Ермак ехал молча, насупив брови. На нем легкий шелом, колонтарь из железных бляхах, скрепленных кольцами. Справа на боку короткий нож, слева — тяжелая сабля.
За атаманом безмолвно покачивались в седлах казаки.
Тихо позвякивали удила, и звук этот вплетался в глуховатый топот копыт. На Брязге стеганый кафтан, набитый пенькой и кусками железа, у пояса турецкий ятаган. Озорные выкрики губельщиков обжигают сердце Богдашки. Выхватил бы саблю и показал бы… Да нельзя: зол батька, взыщет крепко.
Из-за мазанки вдруг выскочил пьяый казак огромного роста; размахивая палицей, заорал:
— Браты, наших бьют! — и кинулся на Ермака.
Атаман весело прищурил глаза и укоризненно покачал головой:
— Эх, Колесо, Колесо, сдурел ты!
Казак взглянул в лицо атамана и радостно ахнул:
— Ермак! Браты, гей-гуляй, с Дону сила пришла!
Пошатываясь, он полез к Ермаку целоваться. Не сдежался, пролил хмельную слезу. Но, завидя Василису, заорал:
— Прочь, бесова баба. Недоступница!
— Не гони, женка честная, хорошая, — мягко остановил Ермак.
Весело шумел оживленный базар. Дорогу преграждали возы, груженные животрепещущей рыбой и всякой снедью. По майдану разносился неистовый поросячий визг, хлопанье птичьих крыльев. Надрываясь, румяные, здоровенные бабы-торговки голосили:
— А вот петушки — золотые гребешки…
— Кому горячих калачей?
— Вкусны блины и оладьи!
— Квасу! Квасу!
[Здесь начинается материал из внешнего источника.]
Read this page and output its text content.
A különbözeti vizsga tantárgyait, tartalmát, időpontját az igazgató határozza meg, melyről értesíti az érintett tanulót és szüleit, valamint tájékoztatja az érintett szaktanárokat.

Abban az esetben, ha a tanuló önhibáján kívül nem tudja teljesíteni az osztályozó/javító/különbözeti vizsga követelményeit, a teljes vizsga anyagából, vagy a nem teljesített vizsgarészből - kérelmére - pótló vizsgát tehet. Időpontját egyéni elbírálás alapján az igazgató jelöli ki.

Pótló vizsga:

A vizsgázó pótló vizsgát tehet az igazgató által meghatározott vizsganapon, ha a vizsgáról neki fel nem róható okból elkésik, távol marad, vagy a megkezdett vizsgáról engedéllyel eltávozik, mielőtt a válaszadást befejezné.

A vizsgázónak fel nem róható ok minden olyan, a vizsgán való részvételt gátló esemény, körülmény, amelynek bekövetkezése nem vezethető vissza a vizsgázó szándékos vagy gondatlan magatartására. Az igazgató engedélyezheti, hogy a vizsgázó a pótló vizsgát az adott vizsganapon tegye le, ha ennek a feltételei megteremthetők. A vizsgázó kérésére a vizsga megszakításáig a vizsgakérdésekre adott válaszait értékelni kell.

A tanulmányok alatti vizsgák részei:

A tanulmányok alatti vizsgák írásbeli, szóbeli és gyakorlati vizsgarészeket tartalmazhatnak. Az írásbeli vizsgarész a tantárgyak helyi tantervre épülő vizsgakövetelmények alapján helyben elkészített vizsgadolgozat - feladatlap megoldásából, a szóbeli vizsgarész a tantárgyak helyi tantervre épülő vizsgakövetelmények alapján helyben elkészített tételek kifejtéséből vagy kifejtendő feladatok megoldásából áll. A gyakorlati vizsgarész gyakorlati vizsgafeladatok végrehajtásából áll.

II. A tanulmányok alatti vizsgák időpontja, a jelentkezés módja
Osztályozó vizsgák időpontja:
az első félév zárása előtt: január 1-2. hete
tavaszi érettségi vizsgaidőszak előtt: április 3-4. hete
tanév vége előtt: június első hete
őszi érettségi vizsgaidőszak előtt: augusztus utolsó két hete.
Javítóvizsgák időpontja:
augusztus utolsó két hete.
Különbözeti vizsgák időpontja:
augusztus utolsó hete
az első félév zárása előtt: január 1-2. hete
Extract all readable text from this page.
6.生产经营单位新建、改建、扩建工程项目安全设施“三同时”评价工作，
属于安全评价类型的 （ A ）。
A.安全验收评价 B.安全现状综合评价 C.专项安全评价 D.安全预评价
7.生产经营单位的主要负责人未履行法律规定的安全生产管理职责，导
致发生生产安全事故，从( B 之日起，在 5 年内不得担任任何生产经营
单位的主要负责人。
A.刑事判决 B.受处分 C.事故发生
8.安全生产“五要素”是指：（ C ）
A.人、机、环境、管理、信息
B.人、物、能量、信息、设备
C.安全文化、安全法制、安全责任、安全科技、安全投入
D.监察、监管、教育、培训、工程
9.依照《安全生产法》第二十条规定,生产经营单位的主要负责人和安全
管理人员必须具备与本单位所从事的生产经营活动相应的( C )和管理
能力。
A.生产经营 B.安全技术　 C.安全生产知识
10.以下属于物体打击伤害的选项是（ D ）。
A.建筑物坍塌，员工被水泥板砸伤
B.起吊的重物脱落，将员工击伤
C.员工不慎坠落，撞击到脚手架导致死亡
Полугару!
Пахло свежим сеном, топленым молоком и человеческим потом.
Василиса искательно глядя в глаза Ермака, со вздохом сказала:
— Ох, и до чего же жизнь весела, казак… Айда в гулебщики!
— На эту стезю и путь держу! — улыбаясь ответил Ермак, и увидел впереди домик, расписное крылечко, а на нем знакомую фигуру Кольцо.
Казак Колесо нырнул в толпу, не решился показаться атаману Иванке хмельным. Василиса провожала Ермака до избушки. Остановившись неподалеку, она по-бабьи пригорюнилась и ласково смотрела на атамана.
Ермак подъехал к крылечку, соскочил с коня.
— Иванушко! — протянул он руки. — Вот он где, бегун донской!
— Батько! — заливаясь румянцем, радуясь и не веря встрече, вскричал Кольцо. Он проворно сошел с крылечка и крепко обнялся с атаманом. Казаки окружили их, и каждый старался обнять и поцеловать Иванку. Ермак схватил друга за плечи и повернул:
— Экий казачище стал. Широк в плечах, ус длинный и сам ухарь!
На крылечко выбежали донцы.
— Батько! — весело приветствовали они Ермака.
Сметил Богдашка Брязга: в темном проеме двери, забросив руки за голову, потягиваясь, зевая, стоит стройная девка с русыми косами.
— Клава! — узнал казак свою зазнобу и бросился к ней.
— Жалуйте, браты, — позвал Ермака и ближних к нему казаков Иванко. — А прочие — по соседям… Всех приветим.
Казаки соскочили с коней, привязали резвых к тыну. Стуча подкованными сапогами, одни поднялись на атаманское крыльцо, а другие разошлись по избам. Навстречу Ермаку встал плечистый, с угрюмым взглядом, бородатый молодец и потянулся к нему.
— То Яшка Михайлов — атаман повольницы. Жалуй, Яшка, — Ермак, мой верный дружок в сече! — сказал Иванко.
Атаманы крепко обнялись. Ермак радушно сказал:
— Наслышан, удалец, о тебе от женки Василисы.
— Сестра мне, в девках ходит, — сдержанно улыбнулся Яков и распахнул двери. В синем чаду табачного дыма, в кругу тесно сбившихся, разгоряченных и слегка хмельных повольников, павой плыла, сверкая длинными подвесками в ушах, веселая Клава. А вокруг нее увивался, выкидывая коленца, молодой черноусый казак.
— Шире круг! — лихо закричал он, увидя атаманов. — Раз-з-дай-ся! — И, перехватив одобрительную улыбку Кольцо, так ахнул и свистнул по-разбойничьи, такие пошел вязать кренделя и коленца, что видавшие виды донцы застыли, очарованные русской, ни с чем в мире несравнимой по молодечеству, лихой пляской.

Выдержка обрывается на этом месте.